09 October 2012 | News | By BioSpectrum Bureau

Boston Scientific to acquire Rhythmia Medical

Boston Scientific to acquire Rhythmia Medical for an upfront payment of $90 million and an additional $175 million in contingent payments

Boston Scientific to acquire Rhythmia Medical for an upfront payment of $90 million and an additional $175 million in contingent payments

Singapore: Boston Scientific has entered into a definitive agreement to acquire privately-held Rhythmia Medical, a developer of next-generation mapping and navigation solutions for use in cardiac catheter ablations and other electrophysiology procedures, including atrial fibrillation and atrial flutter. The transaction is expected to close by October 12, 2012.

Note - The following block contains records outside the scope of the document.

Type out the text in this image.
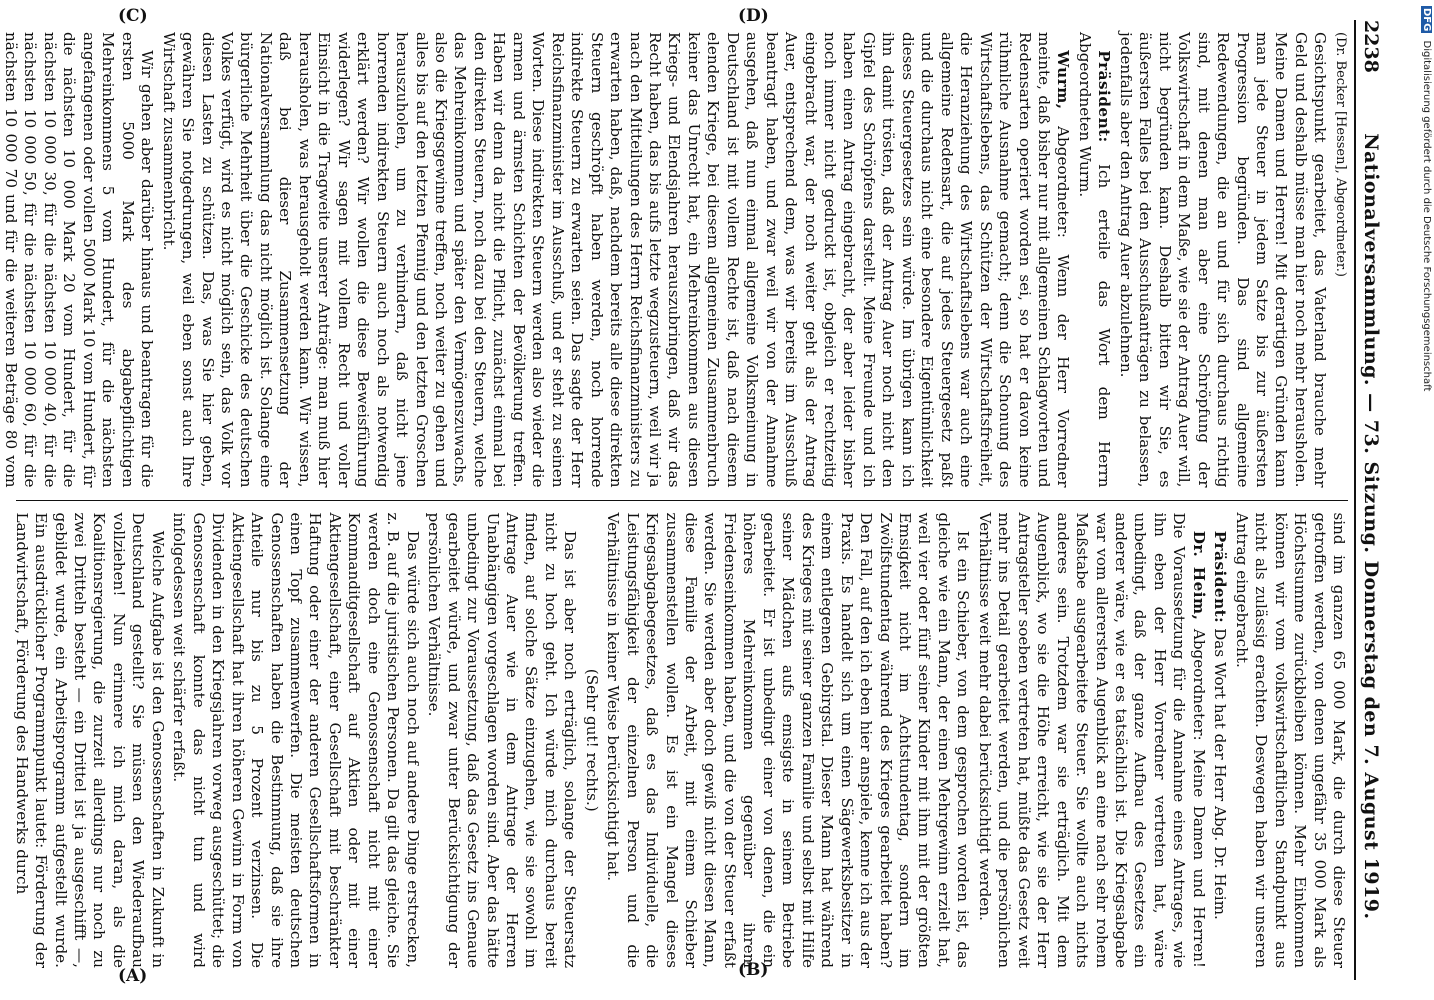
2238
Nationalversammlung. — 73. Sitzung. Donnerstag den 7. August 1919.

(Dr. Becker [Hessen], Abgeordneter.)

Gesichtspunkt gearbeitet, das Vaterland brauche mehr Geld und deshalb müsse man hier noch mehr herausholen. Meine Damen und Herren! Mit derartigen Gründen kann man jede Steuer in jedem Satze bis zur äußersten Progression begründen. Das sind allgemeine Redewendungen, die an und für sich durchaus richtig sind, mit denen man aber eine Schröpfung der Volkswirtschaft in dem Maße, wie sie der Antrag Auer will, nicht begründen kann. Deshalb bitten wir Sie, es äußersten Falles bei den Ausschußanträgen zu belassen, jedenfalls aber den Antrag Auer abzulehnen.

Präsident: Ich erteile das Wort dem Herrn Abgeordneten Wurm.

Wurm, Abgeordneter: Wenn der Herr Vorredner meinte, daß bisher nur mit allgemeinen Schlagworten und Redensarten operiert worden sei, so hat er davon keine rühmliche Ausnahme gemacht; denn die Schonung des Wirtschaftslebens, das Schützen der Wirtschaftsfreiheit, die Heranziehung des Wirtschaftslebens war auch eine allgemeine Redensart, die auf jedes Steuergesetz paßt und die durchaus nicht eine besondere Eigentümlichkeit dieses Steuergesetzes sein würde. Im übrigen kann ich ihn damit trösten, daß der Antrag Auer noch nicht den Gipfel des Schröpfens darstellt. Meine Freunde und ich haben einen Antrag eingebracht, der aber leider bisher noch immer nicht gedruckt ist, obgleich er rechtzeitig eingebracht war, der noch weiter geht als der Antrag Auer, entsprechend dem, was wir bereits im Ausschuß beantragt haben, und zwar weil wir von der Annahme ausgehen, daß nun einmal allgemeine Volksmeinung in Deutschland ist mit vollem Rechte ist, daß nach diesem elenden Kriege, bei diesem allgemeinen Zusammenbruch keiner das Unrecht hat, ein Mehreinkommen aus diesen Kriegs- und Elendsjahren herauszubringen, daß wir das Recht haben, das bis aufs letzte wegzusteuern, weil wir ja nach den Mitteilungen des Herrn Reichsfinanzministers zu erwarten haben, daß, nachdem bereits alle diese direkten Steuern geschröpft haben werden, noch horrende indirekte Steuern zu erwarten seien. Das sagte der Herr Reichsfinanzminister im Ausschuß, und er steht zu seinen Worten. Diese indirekten Steuern werden also wieder die armen und ärmsten Schichten der Bevölkerung treffen. Haben wir denn da nicht die Pflicht, zunächst einmal bei den direkten Steuern, noch dazu bei den Steuern, welche das Mehreinkommen und später den Vermögenszuwachs, also die Kriegsgewinne treffen, noch weiter zu gehen und alles bis auf den letzten Pfennig und den letzten Groschen herauszuholen, um zu verhindern, daß nicht jene horrenden indirekten Steuern auch noch als notwendig erklärt werden? Wir wollen die diese Beweisführung widerlegen? Wir sagen mit vollem Recht und voller Einsicht in die Tragweite unserer Anträge: man muß hier herausholen, was herausgeholt werden kann. Wir wissen, daß bei dieser Zusammensetzung der Nationalversammlung das nicht möglich ist. Solange eine bürgerliche Mehrheit über die Geschicke des deutschen Volkes verfügt, wird es nicht möglich sein, das Volk vor diesen Lasten zu schützen. Das, was Sie hier geben, gewähren Sie notgedrungen, weil eben sonst auch Ihre Wirtschaft zusammenbricht.

Wir gehen aber darüber hinaus und beantragen für die ersten 5000 Mark des abgabepflichtigen Mehreinkommens 5 vom Hundert, für die nächsten angefangenen oder vollen 5000 Mark 10 vom Hundert, für die nächsten 10 000 Mark 20 vom Hundert, für die nächsten 10 000 30, für die nächsten 10 000 40, für die nächsten 10 000 50, für die nächsten 10 000 60, für die nächsten 10 000 70 und für die weiteren Beträge 80 vom

sind im ganzen 65 000 Mark, die durch diese Steuer getroffen werden, von denen ungefähr 35 000 Mark als Höchstsumme zurückbleiben können. Mehr Einkommen können wir vom volkswirtschaftlichen Standpunkt aus nicht als zulässig erachten. Deswegen haben wir unseren Antrag eingebracht.

Präsident: Das Wort hat der Herr Abg. Dr. Heim.

Dr. Heim, Abgeordneter: Meine Damen und Herren! Die Voraussetzung für die Annahme eines Antrages, wie ihn eben der Herr Vorredner vertreten hat, wäre unbedingt, daß der ganze Aufbau des Gesetzes ein anderer wäre, wie er es tatsächlich ist. Die Kriegsabgabe war vom allerersten Augenblick an eine nach sehr rohem Maßstabe ausgearbeitete Steuer. Sie wollte auch nichts anderes sein. Trotzdem war sie erträglich. Mit dem Augenblick, wo sie die Höhe erreicht, wie sie der Herr Antragsteller soeben vertreten hat, müßte das Gesetz weit mehr ins Detail gearbeitet werden, und die persönlichen Verhältnisse weit mehr dabei berücksichtigt werden.

Ist ein Schieber, von dem gesprochen worden ist, das gleiche wie ein Mann, der einen Mehrgewinn erzielt hat, weil vier oder fünf seiner Kinder mit ihm mit der größten Emsigkeit nicht im Achtstundentag, sondern im Zwölfstundentag während des Krieges gearbeitet haben? Den Fall, auf den ich eben hier anspiele, kenne ich aus der Praxis. Es handelt sich um einen Sägewerksbesitzer in einem entlegenen Gebirgstal. Dieser Mann hat während des Krieges mit seiner ganzen Familie und selbst mit Hilfe seiner Mädchen aufs emsigste in seinem Betriebe gearbeitet. Er ist unbedingt einer von denen, die ein höheres Mehreinkommen gegenüber ihrem Friedenseinkommen haben, und die von der Steuer erfaßt werden. Sie werden aber doch gewiß nicht diesen Mann, diese Familie der Arbeit, mit einem Schieber zusammenstellen wollen. Es ist ein Mangel dieses Kriegsabgabegesetzes, daß es das Individuelle, die Leistungsfähigkeit der einzelnen Person und die Verhältnisse in keiner Weise berücksichtigt hat.

(Sehr gut! rechts.)

Das ist aber noch erträglich, solange der Steuersatz nicht zu hoch geht. Ich würde mich durchaus bereit finden, auf solche Sätze einzugehen, wie sie sowohl im Antrage Auer wie in dem Antrage der Herren Unabhängigen vorgeschlagen worden sind. Aber das hätte unbedingt zur Voraussetzung, daß das Gesetz ins Genaue gearbeitet würde, und zwar unter Berücksichtigung der persönlichen Verhältnisse.

Das würde sich auch noch auf andere Dinge erstrecken, z. B. auf die juristischen Personen. Da gilt das gleiche. Sie werden doch eine Genossenschaft nicht mit einer Kommanditgesellschaft auf Aktien oder mit einer Aktiengesellschaft, einer Gesellschaft mit beschränkter Haftung oder einer der anderen Gesellschaftsformen in einen Topf zusammenwerfen. Die meisten deutschen Genossenschaften haben die Bestimmung, daß sie ihre Anteile nur bis zu 5 Prozent verzinsen. Die Aktiengesellschaft hat ihren höheren Gewinn in Form von Dividenden in den Kriegsjahren vorweg ausgeschüttet; die Genossenschaft konnte das nicht tun und wird infolgedessen weit schärfer erfaßt.

Welche Aufgabe ist den Genossenschaften in Zukunft in Deutschland gestellt? Sie müssen den Wiederaufbau vollziehen! Nun erinnere ich mich daran, als die Koalitionsregierung, die zurzeit allerdings nur noch zu zwei Dritteln besteht — ein Drittel ist ja ausgeschifft —, gebildet wurde, ein Arbeitsprogramm aufgestellt wurde. Ein ausdrücklicher Programmpunkt lautet: Förderung der Landwirtschaft, Förderung des Handwerks durch

(A)	(B)
(C)	(D)	DFG Digitalisierung gefördert durch die Deutsche Forschungsgemeinschaft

Mr Hank Kucheman, CEO, Boston Scientific, said that, "Electrophysiology is a $2.5 billion market and growing at a double-digit pace, representing a key growth opportunity for us. Rhythmia Medical has a strong and impressive team, and its technology is expected to add innovation and breadth to Boston Scientific's suite of solutions in this strategically important space."

Mr Doron Harlev, co-founder and co-chief executive officer of Rhythmia Medical. "Our system is expected to become a very promising tool for physicians to treat patients with complex cardiac arrhythmias. We are excited to combine our mapping system with Boston Scientific's strong catheter platform and commercialization capabilities."

Once the mapping system is cleared by the US FDA and receives CE Mark approval in Europe, Boston Scientific expects to begin a limited market launch of the system in 2013 and full market launch in 2014.

The agreement calls for an upfront payment of $90 million payable upon transaction closing, and up to an additional $175 million in contingent payments based on regulatory, commercial, and sales-based milestones through 2017. Boston Scientific currently expects the net impact of this transaction on adjusted earnings per share to be immaterial for years 2013 and 2014 and break-even to accretive thereafter, and more dilutive on a GAAP basis as a result of acquisition-related net charges and amortization, which will be determined during the fourth quarter.